Launch, Allocation, And Runtime Flow designed
The product flow is compute-first and extensible. A user should be able to get GPU capacity quickly, then optionally attach durable storage, apply a managed runtime, launch a workload profile, grant project-member access, restart, and release.
Object Model
| Object | What it means |
|---|---|
| Allocation | One active compute environment, machine binding, terminal/SSH endpoint, and billing/runtime record |
| Attached storage | Durable project-scoped data attached into an allocation |
| Managed runtime bundle | Optional supported environment layered onto the allocation, such as PyTorch or Jupyter |
| SSH access grant | Project/user access to the allocation using user-owned public keys |
| Launchable workload profile | Runnable app/workload profile on top of an allocation, usually OCI-backed |
These objects should not be collapsed into one overloaded launch configuration.
Create Flow
The minimum fast path remains:
- Choose compute.
- Choose access.
- Allocate.
Optional enrichments should be steps, not required complexity:
- Compute selection.
- Access setup.
- Optional persistent storage.
- Optional managed runtime.
- Review and create.
Post-Create Flow
Once the allocation is active, allocation detail should let the user manage:
- SSH access,
- attached storage,
- managed runtime bundle,
- launchable workload profiles,
- restart,
- metrics and health,
- activity and evidence.
Capacity And Placement Model
Users launch a compute outcome, not a raw host implementation.

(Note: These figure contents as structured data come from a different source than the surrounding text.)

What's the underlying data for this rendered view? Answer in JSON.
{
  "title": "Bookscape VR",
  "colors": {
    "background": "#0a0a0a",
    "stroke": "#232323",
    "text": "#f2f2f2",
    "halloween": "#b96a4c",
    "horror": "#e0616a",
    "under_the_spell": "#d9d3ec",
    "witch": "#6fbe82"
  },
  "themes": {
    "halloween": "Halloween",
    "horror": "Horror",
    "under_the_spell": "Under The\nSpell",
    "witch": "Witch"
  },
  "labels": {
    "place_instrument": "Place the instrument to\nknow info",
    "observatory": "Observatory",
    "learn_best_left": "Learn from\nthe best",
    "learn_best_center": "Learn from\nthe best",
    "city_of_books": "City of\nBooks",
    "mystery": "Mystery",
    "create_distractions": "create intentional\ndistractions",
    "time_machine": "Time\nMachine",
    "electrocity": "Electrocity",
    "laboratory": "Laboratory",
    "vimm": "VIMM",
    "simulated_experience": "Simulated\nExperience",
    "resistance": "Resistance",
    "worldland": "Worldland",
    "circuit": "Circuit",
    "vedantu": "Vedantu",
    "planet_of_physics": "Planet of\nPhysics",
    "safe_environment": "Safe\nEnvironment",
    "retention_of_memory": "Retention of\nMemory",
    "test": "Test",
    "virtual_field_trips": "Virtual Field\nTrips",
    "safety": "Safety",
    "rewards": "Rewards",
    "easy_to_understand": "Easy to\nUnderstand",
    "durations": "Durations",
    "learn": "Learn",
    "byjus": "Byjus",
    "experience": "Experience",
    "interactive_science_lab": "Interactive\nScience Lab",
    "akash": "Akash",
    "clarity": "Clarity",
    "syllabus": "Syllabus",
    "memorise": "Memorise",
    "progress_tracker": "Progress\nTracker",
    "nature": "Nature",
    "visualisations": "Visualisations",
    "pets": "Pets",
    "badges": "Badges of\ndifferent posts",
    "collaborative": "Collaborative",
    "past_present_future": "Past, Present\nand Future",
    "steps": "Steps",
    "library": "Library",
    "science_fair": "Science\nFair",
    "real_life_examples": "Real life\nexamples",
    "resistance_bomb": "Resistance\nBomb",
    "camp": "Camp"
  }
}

Underneath that, GPUaaS can realize the request as:
- a whole-node
baremetalallocation, or - a
gpu_sliceallocation backed by approved host-local slot bundles.
For product and operations, the important distinction is that the control plane chooses the placement outcome and the node/runtime layer executes it. The platform does not infer slice safety from a GPU count alone.
See GPU Slicing And Scheduler Layers for the control-plane versus node-plane model.
Runtime Journey
User Experience Rules
- Launch is a full-page wizard, not a modal.
- Compute comes first because it is the primary purchase/intent.
- Access comes early because users need to know how they will get in.
- Storage is optional but durable and should not be hidden under a single workload.
- Runtime is an overlay, not the base machine identity.
- Restart preserves storage intent, SSH access state, and managed runtime association.
- Collaboration uses each user's own public keys; the platform does not share private keys.
Implementation Implications
| Product requirement | Implementation implication |
|---|---|
| One launch submit | Frontend should not loop over per-node calls; use one idempotent submit path |
| Visible lifecycle | Task and allocation states must remain discoverable after submit |
| Durable data | Storage pages and allocation detail must cross-link attachments |
| Runtime overlays | Managed runtime state should be changeable after allocation creation where supported |
| Access grants | Project-member SSH access needs explicit grants and auditability |
| Release/restart safety | Destructive or disruptive actions require confirmation and visible recovery state |